News - OnLine

GMHS Ranks 23rd in Newsweek List
Of Nation’s Top 1,000 Public Schools

By Margaret Lipman (May 20, 2005)

Although George Mason High School fell to 23rd place this year in Newsweek magazine’s annually-compiled list of the nation’s top 1,000 public schools, school officials are still very confident about the level of quality and difficulty in a GMHS education and have made several conclusions about what caused the drop in the rankings.

The nationally recognized list, which appeared in the May 16 issue of Newsweek, is the brainchild of Jay Mathews, an education reporter for The Washington Post. Mathews’s system is based on the reasoning that a more challenging school equates to a better school. The Challenge Index is based on the school’s ratio which is determined by dividing the total number of IB or AP exams taken by all students by the number of graduating seniors. Public schools with extremely strict admissions requirements, such as most magnet schools, are not included in the rankings.

Jefferson County IB High School in Irondale, Alabama (which consists solely of students involved in the IB Diploma Program) topped the list for 2004 with a challenge index of 10.755. GM’s latest ratio was 4.098 and ranked 23rd. This challenge ratio is actually higher than it was five years ago, when GM ranked #2 on the Newsweek list with a rating of 3.743, although it is a drop from 2003, when GM ranked 6th with a rating of 4.365. In the last seven years, George Mason has stayed within the top six public schools in similar rankings in The Washington Post Magazine. And although not completely consistently, GM’s challenge ratio has also been steadily increasing during that time.

Principal Bob Snee was confident that George Mason has consistently challenged its students over the years, regardless of the school’s ranking on this particular scale. He also noted that more and more schools are offering IB and AP classes, which is good for American education in general, even if the expanding number may keep GM from the top of the list.

"Our relative movement over the years in the index indicates that other schools are waking up to offering more challenging courses," Principal Snee said.

Principal Snee stressed that Mathews’s ratio does not in any way take into account how successful the students are on their IB and/or AP exams, but merely how well the school follows through with offering, teaching, and testing advanced classes. "(The ratio) has validity in that he (Mathews) does not tout this to be anything except a measure of how our schools are challenging our students with rigorous classes," he said.

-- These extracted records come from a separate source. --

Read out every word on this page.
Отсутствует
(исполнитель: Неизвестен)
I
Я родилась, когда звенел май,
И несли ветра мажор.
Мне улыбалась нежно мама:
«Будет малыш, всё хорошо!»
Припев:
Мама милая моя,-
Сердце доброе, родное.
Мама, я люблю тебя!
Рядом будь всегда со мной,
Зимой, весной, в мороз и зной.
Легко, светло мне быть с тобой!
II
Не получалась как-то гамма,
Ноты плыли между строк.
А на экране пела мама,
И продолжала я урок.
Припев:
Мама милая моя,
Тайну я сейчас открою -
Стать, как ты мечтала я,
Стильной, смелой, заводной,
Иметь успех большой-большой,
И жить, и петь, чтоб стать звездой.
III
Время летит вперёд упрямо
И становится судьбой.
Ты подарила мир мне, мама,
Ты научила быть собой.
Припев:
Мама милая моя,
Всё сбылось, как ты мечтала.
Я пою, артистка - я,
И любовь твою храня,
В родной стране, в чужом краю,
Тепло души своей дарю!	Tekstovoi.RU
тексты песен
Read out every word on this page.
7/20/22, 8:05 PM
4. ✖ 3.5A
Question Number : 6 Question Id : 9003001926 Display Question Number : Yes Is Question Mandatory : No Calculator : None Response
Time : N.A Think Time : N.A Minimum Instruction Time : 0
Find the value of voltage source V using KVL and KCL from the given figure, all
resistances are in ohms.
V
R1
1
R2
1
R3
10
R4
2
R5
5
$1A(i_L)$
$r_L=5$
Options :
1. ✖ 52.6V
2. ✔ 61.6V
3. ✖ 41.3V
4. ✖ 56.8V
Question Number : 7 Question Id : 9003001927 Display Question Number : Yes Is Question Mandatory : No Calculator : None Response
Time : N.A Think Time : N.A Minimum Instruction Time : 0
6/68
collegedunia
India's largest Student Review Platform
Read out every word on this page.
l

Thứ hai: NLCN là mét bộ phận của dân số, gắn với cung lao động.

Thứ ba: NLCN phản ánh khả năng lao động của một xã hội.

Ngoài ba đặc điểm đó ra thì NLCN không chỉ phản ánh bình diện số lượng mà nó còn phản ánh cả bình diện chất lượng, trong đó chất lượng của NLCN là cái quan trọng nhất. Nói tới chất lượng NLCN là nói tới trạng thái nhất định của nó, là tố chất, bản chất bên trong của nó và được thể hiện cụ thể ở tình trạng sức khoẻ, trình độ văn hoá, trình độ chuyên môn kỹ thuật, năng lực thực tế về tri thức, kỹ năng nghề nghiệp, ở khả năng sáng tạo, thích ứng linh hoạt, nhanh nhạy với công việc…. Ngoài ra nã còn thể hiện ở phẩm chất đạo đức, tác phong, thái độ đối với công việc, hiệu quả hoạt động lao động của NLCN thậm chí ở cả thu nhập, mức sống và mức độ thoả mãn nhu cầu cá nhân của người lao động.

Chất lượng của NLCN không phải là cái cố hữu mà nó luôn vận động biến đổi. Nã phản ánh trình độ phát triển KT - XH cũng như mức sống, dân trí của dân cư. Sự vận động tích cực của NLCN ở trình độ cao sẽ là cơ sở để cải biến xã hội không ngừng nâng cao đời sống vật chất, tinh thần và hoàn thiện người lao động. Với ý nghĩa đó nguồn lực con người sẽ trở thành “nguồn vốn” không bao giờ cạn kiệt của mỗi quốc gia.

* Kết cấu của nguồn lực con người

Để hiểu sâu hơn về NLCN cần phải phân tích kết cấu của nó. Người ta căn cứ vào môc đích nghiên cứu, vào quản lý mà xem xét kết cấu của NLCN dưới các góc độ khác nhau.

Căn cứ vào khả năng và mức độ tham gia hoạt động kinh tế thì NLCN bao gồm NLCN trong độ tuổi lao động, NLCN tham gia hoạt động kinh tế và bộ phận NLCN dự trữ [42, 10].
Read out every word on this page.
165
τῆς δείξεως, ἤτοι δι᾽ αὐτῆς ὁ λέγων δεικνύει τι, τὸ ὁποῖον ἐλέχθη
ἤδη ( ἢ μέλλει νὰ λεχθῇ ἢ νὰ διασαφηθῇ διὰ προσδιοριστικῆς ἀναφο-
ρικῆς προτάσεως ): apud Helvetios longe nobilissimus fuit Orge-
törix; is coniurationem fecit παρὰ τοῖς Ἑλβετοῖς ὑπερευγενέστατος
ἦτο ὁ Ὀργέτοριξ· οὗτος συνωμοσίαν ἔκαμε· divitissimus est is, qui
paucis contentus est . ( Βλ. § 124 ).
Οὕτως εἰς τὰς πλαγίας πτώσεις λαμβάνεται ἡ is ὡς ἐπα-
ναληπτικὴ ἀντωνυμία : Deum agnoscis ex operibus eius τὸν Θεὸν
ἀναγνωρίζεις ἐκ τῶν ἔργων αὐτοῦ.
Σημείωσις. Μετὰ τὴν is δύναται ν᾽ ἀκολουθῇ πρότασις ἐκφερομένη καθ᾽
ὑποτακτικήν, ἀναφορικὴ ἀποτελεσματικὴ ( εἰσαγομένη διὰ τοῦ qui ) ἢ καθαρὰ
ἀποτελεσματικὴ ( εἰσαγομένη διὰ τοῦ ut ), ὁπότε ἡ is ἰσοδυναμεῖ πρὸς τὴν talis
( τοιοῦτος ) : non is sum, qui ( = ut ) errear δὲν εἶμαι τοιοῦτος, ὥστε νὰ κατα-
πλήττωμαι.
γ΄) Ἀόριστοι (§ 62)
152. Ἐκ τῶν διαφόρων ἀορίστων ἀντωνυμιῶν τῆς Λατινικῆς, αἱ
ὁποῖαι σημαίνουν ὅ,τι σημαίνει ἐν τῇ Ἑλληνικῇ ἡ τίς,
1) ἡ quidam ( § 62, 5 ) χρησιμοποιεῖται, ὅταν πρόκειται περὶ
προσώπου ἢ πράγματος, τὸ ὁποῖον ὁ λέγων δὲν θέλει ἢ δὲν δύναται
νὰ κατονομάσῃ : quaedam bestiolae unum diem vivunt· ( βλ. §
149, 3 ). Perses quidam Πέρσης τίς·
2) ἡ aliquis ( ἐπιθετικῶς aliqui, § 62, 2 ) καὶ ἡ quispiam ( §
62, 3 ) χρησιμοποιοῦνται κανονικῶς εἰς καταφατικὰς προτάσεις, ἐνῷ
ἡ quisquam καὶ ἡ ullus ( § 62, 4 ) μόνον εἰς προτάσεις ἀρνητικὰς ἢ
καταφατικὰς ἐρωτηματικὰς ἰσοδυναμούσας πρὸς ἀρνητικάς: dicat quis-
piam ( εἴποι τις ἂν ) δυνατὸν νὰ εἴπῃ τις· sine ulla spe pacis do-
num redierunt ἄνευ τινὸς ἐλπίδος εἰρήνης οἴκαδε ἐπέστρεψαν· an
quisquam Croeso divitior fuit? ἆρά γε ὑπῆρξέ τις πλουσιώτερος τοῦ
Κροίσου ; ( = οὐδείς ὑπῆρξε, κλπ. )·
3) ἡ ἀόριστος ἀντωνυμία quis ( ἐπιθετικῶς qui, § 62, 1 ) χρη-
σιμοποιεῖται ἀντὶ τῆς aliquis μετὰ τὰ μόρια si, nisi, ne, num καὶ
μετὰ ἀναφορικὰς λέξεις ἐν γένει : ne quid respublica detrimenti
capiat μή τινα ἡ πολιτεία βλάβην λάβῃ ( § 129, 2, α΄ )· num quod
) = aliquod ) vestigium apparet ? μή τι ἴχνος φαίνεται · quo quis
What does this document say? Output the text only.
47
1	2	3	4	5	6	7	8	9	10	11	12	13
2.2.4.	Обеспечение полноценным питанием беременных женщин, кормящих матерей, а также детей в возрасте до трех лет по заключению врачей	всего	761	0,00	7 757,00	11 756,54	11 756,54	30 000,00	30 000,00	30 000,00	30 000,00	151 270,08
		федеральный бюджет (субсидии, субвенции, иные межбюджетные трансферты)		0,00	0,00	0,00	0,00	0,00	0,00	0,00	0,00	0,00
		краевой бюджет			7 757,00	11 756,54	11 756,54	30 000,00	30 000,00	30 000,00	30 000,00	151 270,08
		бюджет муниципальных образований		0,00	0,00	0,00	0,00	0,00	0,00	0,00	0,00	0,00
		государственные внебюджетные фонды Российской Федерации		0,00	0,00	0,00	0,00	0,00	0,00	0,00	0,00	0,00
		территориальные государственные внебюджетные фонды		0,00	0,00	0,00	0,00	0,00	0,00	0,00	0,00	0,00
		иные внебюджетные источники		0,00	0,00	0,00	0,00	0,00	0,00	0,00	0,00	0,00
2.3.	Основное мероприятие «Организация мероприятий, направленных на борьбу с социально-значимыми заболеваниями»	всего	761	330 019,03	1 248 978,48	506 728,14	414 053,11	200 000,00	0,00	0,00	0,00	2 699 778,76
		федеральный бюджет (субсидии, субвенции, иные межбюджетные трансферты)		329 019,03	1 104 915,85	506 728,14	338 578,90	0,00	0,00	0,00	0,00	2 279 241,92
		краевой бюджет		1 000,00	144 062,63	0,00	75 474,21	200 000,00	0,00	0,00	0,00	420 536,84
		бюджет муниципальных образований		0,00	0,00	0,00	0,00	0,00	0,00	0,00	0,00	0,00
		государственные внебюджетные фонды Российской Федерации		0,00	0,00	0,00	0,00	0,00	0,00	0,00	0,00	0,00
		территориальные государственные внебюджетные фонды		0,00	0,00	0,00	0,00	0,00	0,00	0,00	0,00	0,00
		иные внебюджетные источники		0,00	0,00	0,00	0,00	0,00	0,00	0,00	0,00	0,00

Brian Dickson, the IB coordinator at GM, agreed with Snee’s assessment of the list. He had his own doubts about a ratio measuring "participation, not quality," and noted that some schools’ high ratios probably meant that many students were taking both IB and AP exams for the same classes, a practice not done at GM.

Mr. Dickson said that "student groups are like wine" in that their make-up fluctuates each year. He predicted that the GMHS classes of ’05, ’06, and ’07 could possibly increase the ranking in the coming years due to very heavy participation in the IB program. He admitted, however, that if additional schools begin offering IB and AP courses, GM’s position on the list could continue to fluctuate, even if the challenge ratio remains constant, as it usually has.